California Bill Allows Dog Breed-Specific Regulations
A California bill signed into law Friday allows the state's cities and counties to regulate dogs by breed.
October 10, 2005
A California bill signed into law Friday allows the states cities and counties to regulate dogs by breed, permitting local governments to create breed-specific sterilization programs and breeding requirements. It does not allow local ordinances to declare a specific breed dangerous or vicious.
Under the law, which goes into effect January 1, 2006, if a city or county implements a program or breeding requirement, it must provide the states public health veterinarian with quarterly statistical reports on dog bites.
According to the bills text, the intent of the law is to curb uncontrolled and irresponsible breeding of animals, which leads to defective animals that present a public safety risk.
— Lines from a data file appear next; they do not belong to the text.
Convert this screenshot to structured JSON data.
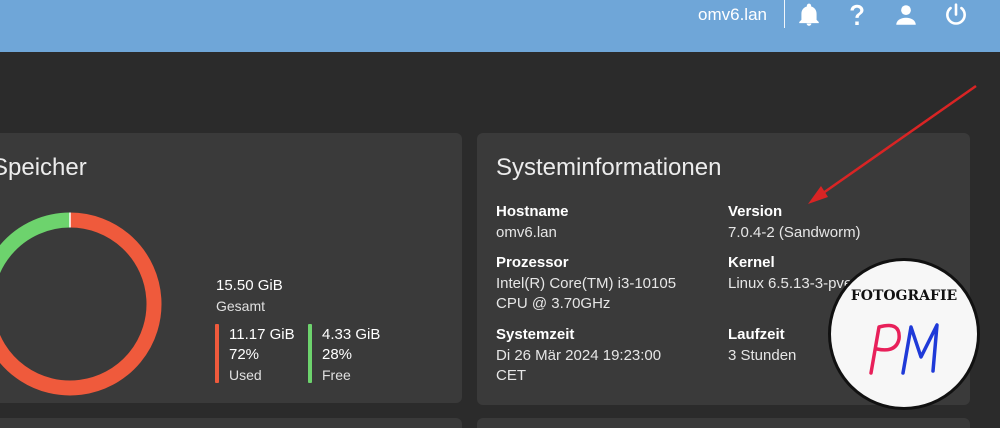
{
  "header": {
    "hostname": "omv6.lan",
    "icons": [
      "bell-icon",
      "help-icon",
      "user-icon",
      "power-icon"
    ]
  },
  "storage": {
    "title": "Speicher",
    "total_value": "15.50 GiB",
    "total_label": "Gesamt",
    "used_value": "11.17 GiB",
    "used_percent": "72%",
    "used_label": "Used",
    "free_value": "4.33 GiB",
    "free_percent": "28%",
    "free_label": "Free",
    "used_fraction": 0.72,
    "colors": {
      "used": "#ef5a3c",
      "free": "#6dd36d"
    }
  },
  "sysinfo": {
    "title": "Systeminformationen",
    "hostname_label": "Hostname",
    "hostname_value": "omv6.lan",
    "version_label": "Version",
    "version_value": "7.0.4-2 (Sandworm)",
    "processor_label": "Prozessor",
    "processor_line1": "Intel(R) Core(TM) i3-10105",
    "processor_line2": "CPU @ 3.70GHz",
    "kernel_label": "Kernel",
    "kernel_value": "Linux 6.5.13-3-pve",
    "systemtime_label": "Systemzeit",
    "systemtime_line1": "Di 26 Mär 2024 19:23:00",
    "systemtime_line2": "CET",
    "uptime_label": "Laufzeit",
    "uptime_value": "3 Stunden"
  },
  "watermark": {
    "text": "FOTOGRAFIE",
    "initials": "PM"
  }
}
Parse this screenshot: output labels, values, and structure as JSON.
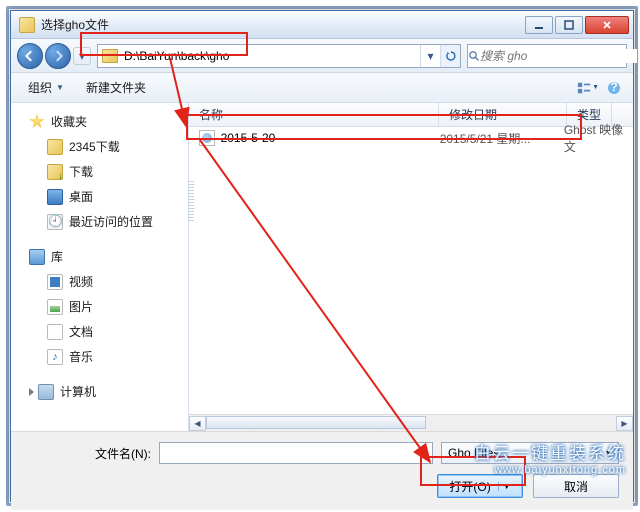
{
  "window": {
    "title": "选择gho文件"
  },
  "nav": {
    "path": "D:\\BaiYun\\back\\gho",
    "search_placeholder": "搜索 gho"
  },
  "toolbar": {
    "organize": "组织",
    "newfolder": "新建文件夹"
  },
  "sidebar": {
    "favorites": "收藏夹",
    "fav_items": [
      "2345下载",
      "下载",
      "桌面",
      "最近访问的位置"
    ],
    "libraries": "库",
    "lib_items": [
      "视频",
      "图片",
      "文档",
      "音乐"
    ],
    "computer": "计算机"
  },
  "columns": {
    "name": "名称",
    "date": "修改日期",
    "type": "类型"
  },
  "files": [
    {
      "name": "2015-5-20",
      "date": "2015/5/21 星期...",
      "type": "Ghost 映像文"
    }
  ],
  "footer": {
    "filename_label": "文件名(N):",
    "filename_value": "",
    "filter": "Gho Files",
    "open": "打开(O)",
    "cancel": "取消"
  },
  "watermark": {
    "line1": "白云一键重装系统",
    "line2": "www.baiyunxitong.com"
  }
}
The bills comment section contained information from a dog-bite task force assembled by San Francisco Mayor Gavin Newsom. The task force found that most dog bite incidents involve un-neutered makes over 50 pounds in weight, and that 60 percent of all dangerous dog hearing in the
city involved pit bulls. The task force recommended that cities and counties be given the authority to regulate dogs by breed.
Yet national and local dog clubs say the bill is misguided.
Breed-specific laws are not the best way to protect communities, according to the American Kennel Club, because an owner intent on using a dog for malicious purposes could simply switch to a different breed.